How C.P. Company Became Your Favorite Brand’s Favorite Brand
“You don’t actually know why,” says Paul Harvey, “but there are some things that you pick up and you can feel it—you can feel they’ve been made the right way—and I like to think that’s present in what we do with C.P. Company, to this day.”
Harvey is sitting in a design studio in Bologna, Italy, alongside Alessandro Pungetti—together, the two run design for the company—and Enrico Grigoletti, C.P.’s marketing director. Behind them is what looks like an archive of functional but stylish sportswear, a reasonable assumption given C.P. Company’s illustrious 50-plus year history as a purveyor of cutting-edge sportswear.
Albeit a wrong one. “Personally,” Harvey confides, “I don’t know where the archive is right now.” Instead, behind them are the collections to come: fabric swatches and samples that underpin the future of the brand.
It’s strange, but not entirely unexpected, that the people inside C.P. Company are focused on the future—they’re currently working on Fall/Winter 2024—rather than the past.
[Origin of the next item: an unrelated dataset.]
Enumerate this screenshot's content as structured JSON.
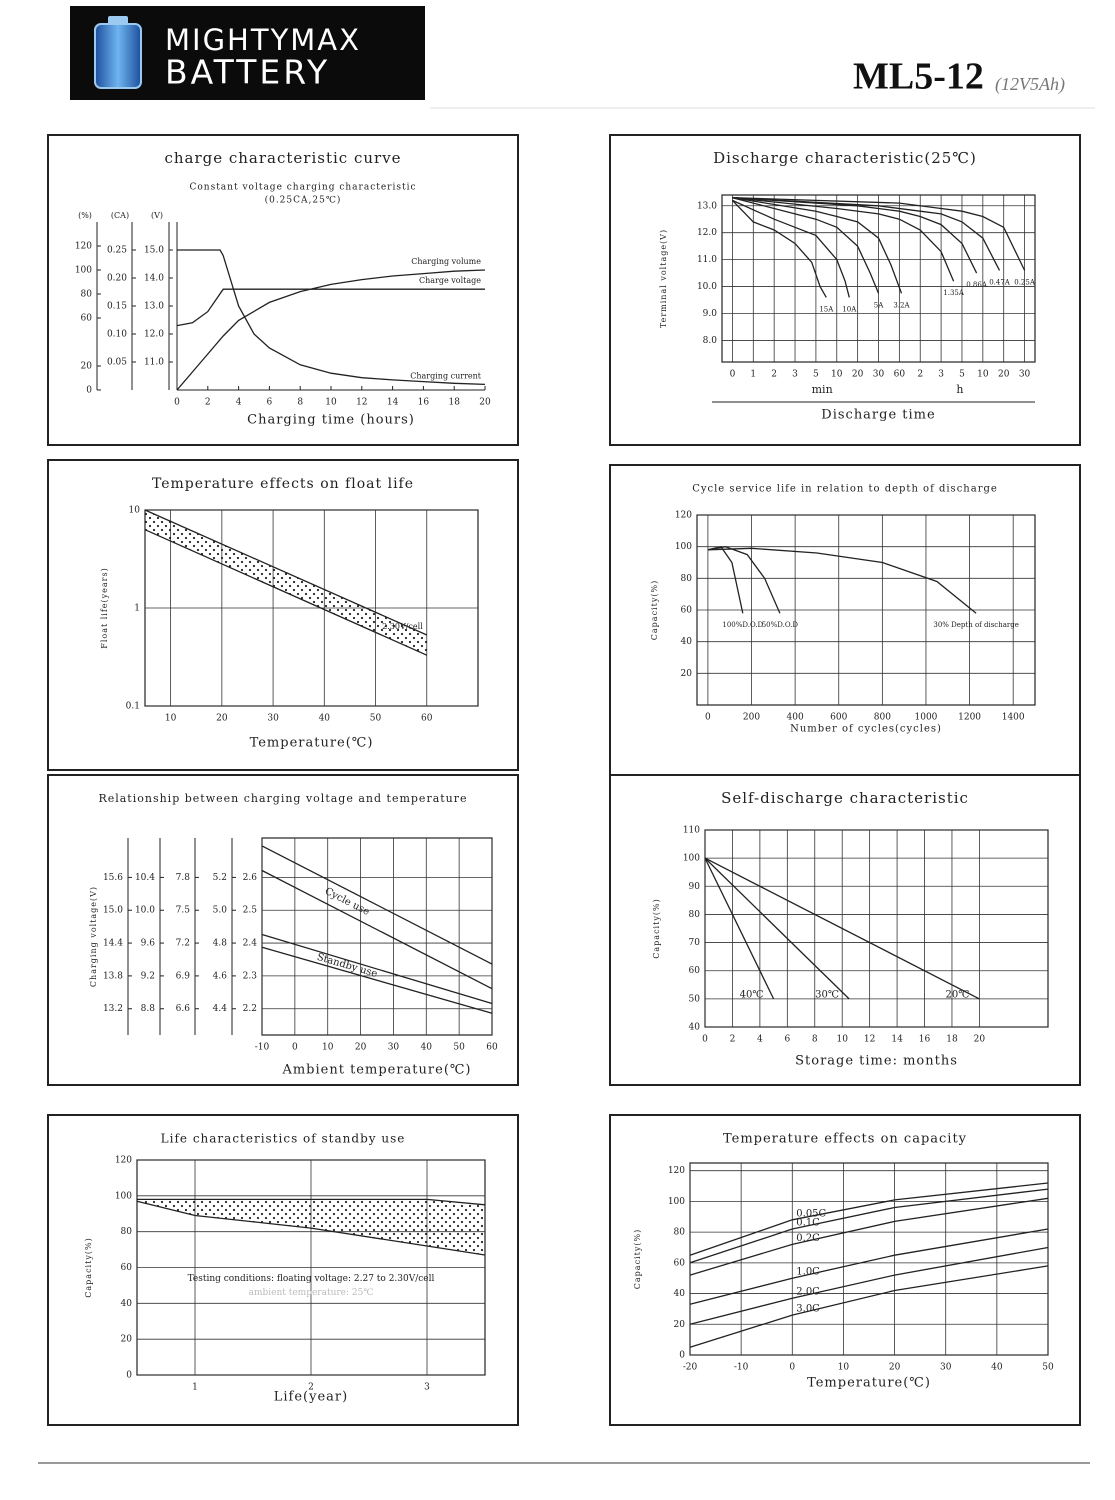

It feels strange because, to paraphrase Harvey a little bit, those who know, know that C.P. Company’s archives are among the most influential in the recent history of garment development and textile innovation. Unbeknownst to most, C.P. Company’s work has shaped what people wear on a daily basis, as the brand’s textile innovation and garment development have trickled down—and even up—the fashion pyramid, first to other outerwear and sportswear brands, then to a new generation of techwear brands and, ultimately, even to streetwear. The 40,000 unique garments that have borne the C.P. Company tag have changed how designers think about clothes and what clients expect from brands in terms of both utilitarianism and style.
C.P. Company was founded by the now-revered Italian textile designer Massimo Osti in 1971, though the brand was known as Chester Perry until 1978, when a pair of lawsuits—one by Fred Perry and the other Chester Barry—forced a name change. Today Osti is best known as the man who founded swishy-pant innovator Stone Island, but C.P. Company was, in many respects, the incubator and progenitor—not just of Stone Island, but of large swaths of contemporary sportswear and techwear, this despite the fact that most customers are unfamiliar with C.P. Company. The brand has a relatively small footprint in North America, while many Britons assume it’s an English brand because of the associations to football terrace culture.